Oh, qui, che favola di scena. Alle 2 di notte Sophie entra nella camera di Mozart. Wolfgang dorme di un sonno duro, quando gli occhiali della ragazza finiscono sul corpo del giovane che si sveglia di soprassalto. All'inizio non comprende che cosa accade. Una faccenda alla volta: sì, ok gli occhiali. Eccoli...Ma...Che ora è? Come mai alle 2 della notte sei qui? chiede Mozart incuriosito e assonnato. Sophie fa un sospirone e praticamente gli racconta tutta l'ennesima macchinazione della madre. Il giovane scoppia in una crisi di riso isterico, troppo divertito dall'intera faccenda. 

Tornato serio, le farà notare che l'apprezza tanto e le vuol bene, ma non a quel modo lì.

 La mattina successiva la piccola Sophie abbandona la casa per un convento. 

Mozart conosce meglio, dopo questa esperienza, Constanze. L'unica rimasta delle quattro sorelle, è piena di tristezze e rimpianti. Ricorda con tanta nostalgia i tempi in cui c'erano i giovedì di musica e erano tutte insieme. Queste ragazze, infatti, non vorrebbero mai staccarsi l'una dall'altra.

Ma...I contrasti insanabili di Josefa con la madre, il matrimonio di Aloysia, l'entrata in convento della sorella, intristiscono Constanze.

Così, Mozart comincia a guardarla diversamente: meglio, a vederla forse per la prima volta.

I due cominciano a parlare, ridere insieme,  uscire.

Frau Weber una sera dà di matto, accusa Mozart di essere stato con la figlia e di non volerlo più tra i piedi: così, non solo Mozart se ne andrà via dal pensionato, ma pure Constanze con lui, protetta nella casa di una baronessa amica del musicista.

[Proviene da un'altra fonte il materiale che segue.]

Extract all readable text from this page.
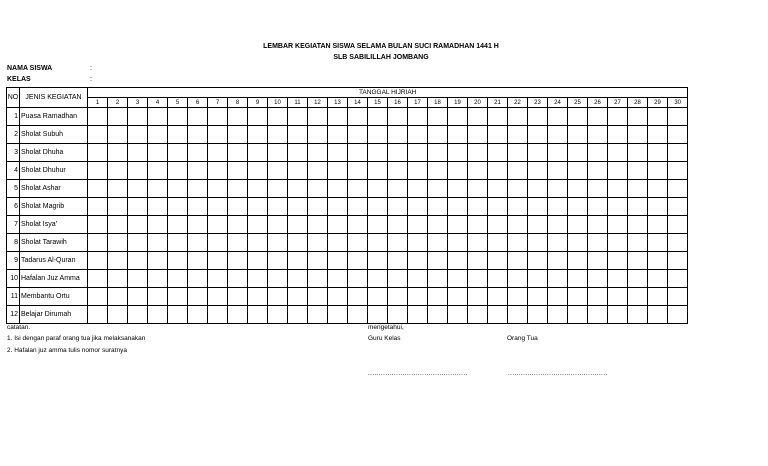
LEMBAR KEGIATAN SISWA SELAMA BULAN SUCI RAMADHAN 1441 H
SLB SABILILLAH JOMBANG
NAMA SISWA	:
KELAS	:
NO	JENIS KEGIATAN	TANGGAL HIJRIAH																													
		1	2	3	4	5	6	7	8	9	10	11	12	13	14	15	16	17	18	19	20	21	22	23	24	25	26	27	28	29	30
1	Puasa Ramadhan																														
2	Sholat Subuh																														
3	Sholat Dhuha																														
4	Sholat Dhuhur																														
5	Sholat Ashar																														
6	Sholat Magrib																														
7	Sholat Isya'																														
8	Sholat Tarawih																														
9	Tadarus Al-Quran																														
10	Hafalan Juz Amma																														
11	Membantu Ortu																														
12	Belajar Dirumah																														
catatan.
1. Isi dengan paraf orang tua jika melaksanakan
2. Hafalan juz amma tulis nomor suratnya
mengetahui,
Guru Kelas	Orang Tua
..............................................	..............................................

Dopo questa sfuriata la mamma di Constanze chiederà scusa e la ragazza tornerà a casa. Avrà il permesso di vedere Mozart e poi di sposarlo. 

Aloysia, in extremis, proverà a mettersi in mezzo, ma ormai Mozart non subisce più il fascino della futura cognata. È libero dalle sofferenze provate e non vuol ricaderci in nessuna maniera.


Quello che ho trovato affascinante del libro? Tante cose. Anzitutto la normalità della vita che ha tante sfaccettature. La creatività, parola che va di pari passo a sacrificio:  molto bello il ritratto in parole della società austro-tedesca tracciato da Stephanie.

Vita quotidiana, corteggiamento delle ragazze, piccole abitudini. Il cibo vi farà venire voglia di preparare una cioccolata calda anche a 40 gradi all'ombra.

Mi sono piaciute le strade, i negozi, il meteo, la descrizione umana e reale dei personaggi, gli abiti, i luoghi che via via hanno caratterizzato il libro, così come i buoni sentimenti, l'aiuto reciproco, l'affetto che circola tra le ragazze, l'unità familiare.

La musica è una protagonista elegante, calda e onnipresente.

È possibile comprendere bene perché Mozart abbia composto certe opere e quanto ci sia, dentro, di queste donne che lo hanno così tanto influenzato.

È una lettura favolosa e ne vale la pena, sia che siate appassionati della musica di Wolfgang Amadeus Mozart sia, che, semplicemente, vogliate leggere un libro interessante che narra, alla fine, le difficoltà di lavoro, amore, amicizia, di quattro sorelle che cercano la felicità in questa vita o, come Mozart, sebbene non lo immaginasse, immortalità.